Um sistema de inteligência artificial generativa, chamado CytoDiffusion, desenvolvido por investigadores da Universidade de Cambridge, University College London e Queen Mary University of London, consegue identificar células sanguíneas anormais — incluindo sinais de leucemia — com maior precisão e consistência do que médicos especialistas. Além de detectar anomalias raras, o sistema reconhece suas próprias incertezas, tornando-se uma ferramenta poderosa de apoio ao diagnóstico clínico.
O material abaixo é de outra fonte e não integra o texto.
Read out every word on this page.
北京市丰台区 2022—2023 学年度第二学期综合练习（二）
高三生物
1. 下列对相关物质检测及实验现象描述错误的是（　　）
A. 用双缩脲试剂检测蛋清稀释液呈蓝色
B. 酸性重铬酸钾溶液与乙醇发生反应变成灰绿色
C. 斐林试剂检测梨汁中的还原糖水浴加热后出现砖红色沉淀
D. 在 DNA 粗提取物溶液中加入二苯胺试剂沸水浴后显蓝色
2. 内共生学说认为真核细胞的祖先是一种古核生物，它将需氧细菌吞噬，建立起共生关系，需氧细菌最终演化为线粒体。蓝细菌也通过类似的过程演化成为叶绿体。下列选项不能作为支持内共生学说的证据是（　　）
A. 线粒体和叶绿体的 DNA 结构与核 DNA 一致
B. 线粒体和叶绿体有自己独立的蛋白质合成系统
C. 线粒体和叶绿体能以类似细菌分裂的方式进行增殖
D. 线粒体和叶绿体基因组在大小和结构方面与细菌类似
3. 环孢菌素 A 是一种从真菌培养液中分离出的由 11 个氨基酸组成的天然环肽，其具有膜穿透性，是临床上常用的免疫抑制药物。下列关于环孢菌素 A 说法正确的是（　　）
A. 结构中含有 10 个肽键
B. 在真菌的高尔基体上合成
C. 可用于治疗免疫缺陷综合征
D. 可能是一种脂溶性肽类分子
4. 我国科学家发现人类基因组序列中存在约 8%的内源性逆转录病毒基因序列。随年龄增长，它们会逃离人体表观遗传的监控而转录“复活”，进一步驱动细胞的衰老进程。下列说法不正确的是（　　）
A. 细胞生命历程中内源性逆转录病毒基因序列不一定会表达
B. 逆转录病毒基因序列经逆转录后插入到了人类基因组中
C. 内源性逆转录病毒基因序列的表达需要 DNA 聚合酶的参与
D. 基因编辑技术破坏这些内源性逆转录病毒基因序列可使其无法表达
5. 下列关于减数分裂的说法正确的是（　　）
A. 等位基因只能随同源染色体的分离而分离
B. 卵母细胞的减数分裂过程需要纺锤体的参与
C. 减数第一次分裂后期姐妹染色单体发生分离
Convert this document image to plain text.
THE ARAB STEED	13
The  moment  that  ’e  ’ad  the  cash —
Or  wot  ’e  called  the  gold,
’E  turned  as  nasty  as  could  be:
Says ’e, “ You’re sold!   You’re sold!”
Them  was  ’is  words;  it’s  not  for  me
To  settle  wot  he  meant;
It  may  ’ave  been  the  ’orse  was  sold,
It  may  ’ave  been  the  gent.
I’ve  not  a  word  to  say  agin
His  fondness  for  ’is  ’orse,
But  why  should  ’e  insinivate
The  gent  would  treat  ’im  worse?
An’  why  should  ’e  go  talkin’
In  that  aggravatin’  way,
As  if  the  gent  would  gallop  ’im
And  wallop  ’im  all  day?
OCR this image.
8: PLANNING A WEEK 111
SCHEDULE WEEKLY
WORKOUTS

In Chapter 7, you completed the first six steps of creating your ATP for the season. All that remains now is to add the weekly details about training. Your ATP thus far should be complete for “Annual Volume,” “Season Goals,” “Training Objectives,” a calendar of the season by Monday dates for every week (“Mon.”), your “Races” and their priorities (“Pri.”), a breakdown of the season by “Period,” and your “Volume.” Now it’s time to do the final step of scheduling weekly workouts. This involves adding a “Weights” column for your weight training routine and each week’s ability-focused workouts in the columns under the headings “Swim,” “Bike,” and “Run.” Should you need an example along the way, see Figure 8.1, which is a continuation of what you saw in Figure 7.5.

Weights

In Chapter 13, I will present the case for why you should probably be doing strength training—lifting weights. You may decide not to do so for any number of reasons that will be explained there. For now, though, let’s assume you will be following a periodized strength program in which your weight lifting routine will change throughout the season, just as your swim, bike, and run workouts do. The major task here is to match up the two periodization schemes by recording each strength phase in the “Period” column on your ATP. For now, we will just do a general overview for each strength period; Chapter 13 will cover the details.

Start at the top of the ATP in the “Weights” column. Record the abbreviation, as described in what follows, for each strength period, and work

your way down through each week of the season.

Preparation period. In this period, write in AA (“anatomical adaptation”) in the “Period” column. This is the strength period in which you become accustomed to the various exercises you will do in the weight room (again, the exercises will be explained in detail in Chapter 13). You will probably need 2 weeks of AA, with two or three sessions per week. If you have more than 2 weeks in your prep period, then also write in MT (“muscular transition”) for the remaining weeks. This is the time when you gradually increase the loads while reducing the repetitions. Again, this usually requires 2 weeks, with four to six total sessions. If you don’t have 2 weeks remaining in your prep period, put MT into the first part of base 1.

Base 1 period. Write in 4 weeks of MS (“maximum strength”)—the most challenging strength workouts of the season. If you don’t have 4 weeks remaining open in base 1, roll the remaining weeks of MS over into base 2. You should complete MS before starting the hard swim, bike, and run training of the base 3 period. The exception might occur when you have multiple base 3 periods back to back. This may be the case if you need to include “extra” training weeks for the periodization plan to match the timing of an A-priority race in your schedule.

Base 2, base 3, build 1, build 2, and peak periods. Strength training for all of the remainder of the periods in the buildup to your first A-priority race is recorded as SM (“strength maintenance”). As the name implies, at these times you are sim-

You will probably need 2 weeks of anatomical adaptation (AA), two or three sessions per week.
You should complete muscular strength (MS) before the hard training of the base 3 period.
Diferentemente de outras IAs médicas, o CytoDiffusion não se limita a classificar células em categorias predefinidas. Ele analisa toda a gama de aparências das células sanguíneas e consegue identificar pequenas variações em tamanho, forma e estrutura, essenciais para o diagnóstico de doenças do sangue. Essa capacidade permite automatizar a análise de esfregaços sanguíneos, que contêm milhares de células, priorizando casos preocupantes para revisão humana e reduzindo diagnósticos incorretos.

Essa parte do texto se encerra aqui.